Il me paraît bien difficile de ne pas tenir compte de cette histoire, si l'on désire connaître la signification des Corés. Ces porteuses du chitôn et de l'himation qui, au nombre d'une cinquantaine, furent placées dans l'Hécatompédon en de telles circonstances, je me figure que les Athéniens les dédiaient, comme une dette religieuse, aux deux divinités du sanctuaire vénérable, Athèna Polias et Érechthée. Ces deux divinités étaient privées de l'offrande épidaurienne, parce que les Athéniens n'avaient pas su reprendre aux Eginètes les statues d'olivier. Ce n'était pas aux deux divinités athéniennes d'en souffrir. Et on leur consacrait, comme une redevance expiatoire, ces Corés de marbre dont le costume attestait un pieux repentir.

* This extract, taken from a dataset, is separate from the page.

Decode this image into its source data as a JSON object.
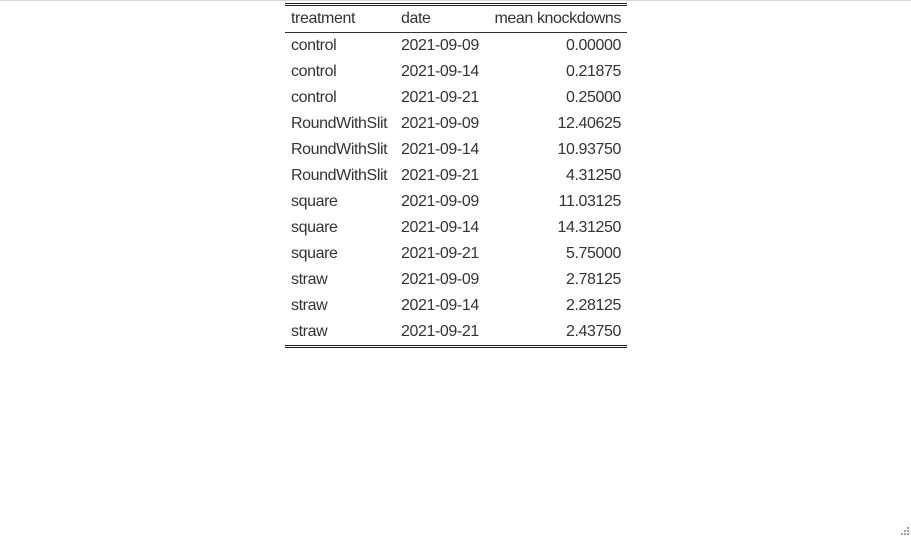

Telle est, si je ne me trompe, la signification des Corés archaïques.

Et alors, admirons leur sourire; admirons leur coquetterie adorable. En vérité, l'on ne dirait pas que ces Athéniennes charmantes fussent humiliées par les fatuités arrogantes des Argiennes et des Éginètes. Même, on pourrait, à cause de cela, révoquer en doute et l'anecdote d'Hérodote et les conclusions que j'en tire. Mais, au contraire, il me semble que leur attitude et leur façon d'être concordent parfaitement avec les ripostes que faisait, dans les cas embarrassans, l'orgueil des cités grecques. Sur la voie sacrée de Delphes, une cité victorieuse dressait un ex-voto superbe ; les autres cités avaient l'air d'accepter l'offense ; elles attendaient leur jour et alors bâtissaient, devant le trophée du rival, un monument plus élevé, plus riche et plus beau. Pareillement, les Corés ne refusent pas le costume qu'on leur a infligé ; elles ne refusent pas non plus d'acquitter, auprès d' Athèna Polias et d'Érechthée, la dette des Argiens. Seulement, leur réplique, c'est leur évidente beauté. Elles répondent : — En ce costume sans épingles, ne sommes-nous pas encore les plus jolies ?…

Elles sont délicieuses. On n'est pas environné d'elles sans émoi.

Elles sont très élégantes et parées de bijoux. Elles ont des diadèmes, des colliers, des boucles d'oreilles, des bracelets. Leurs cheveux sont frisés, disposés sur le front avec un art précieux ; et de longues tresses viennent en avant, tombent droit sur de jeunes seins. Les robes, de toile très fine, collent à leurs corps et, en divers endroits, le dessinent jusqu'à le déshabiller. Afin d'orner le chitôn et l'himation, il y a de larges bandes de broderie que l'artiste a coloriées sur le marbre en bleu, en noir, en rouge et en vert. Il a peint les cheveux en rouge et semblablement les lèvres. Pour les yeux, il a fait un cercle noir, un cercle brun et le point noir de la pupille ; il a mis du noir au bord des paupières. Je ne sais s'il n'a point un peu abusé de toutes ces couleurs. Aujourd'hui qu'elles ont perdu leur éclat et que l'humidité les a lavées et doucement répandues, elles teintent le marbre et lui donnent un aspect de vie, non à la manière de l'horrible statuaire en trompe-l'œil, non à l'imitation de la réalité, mais selon les justes principes de l'art.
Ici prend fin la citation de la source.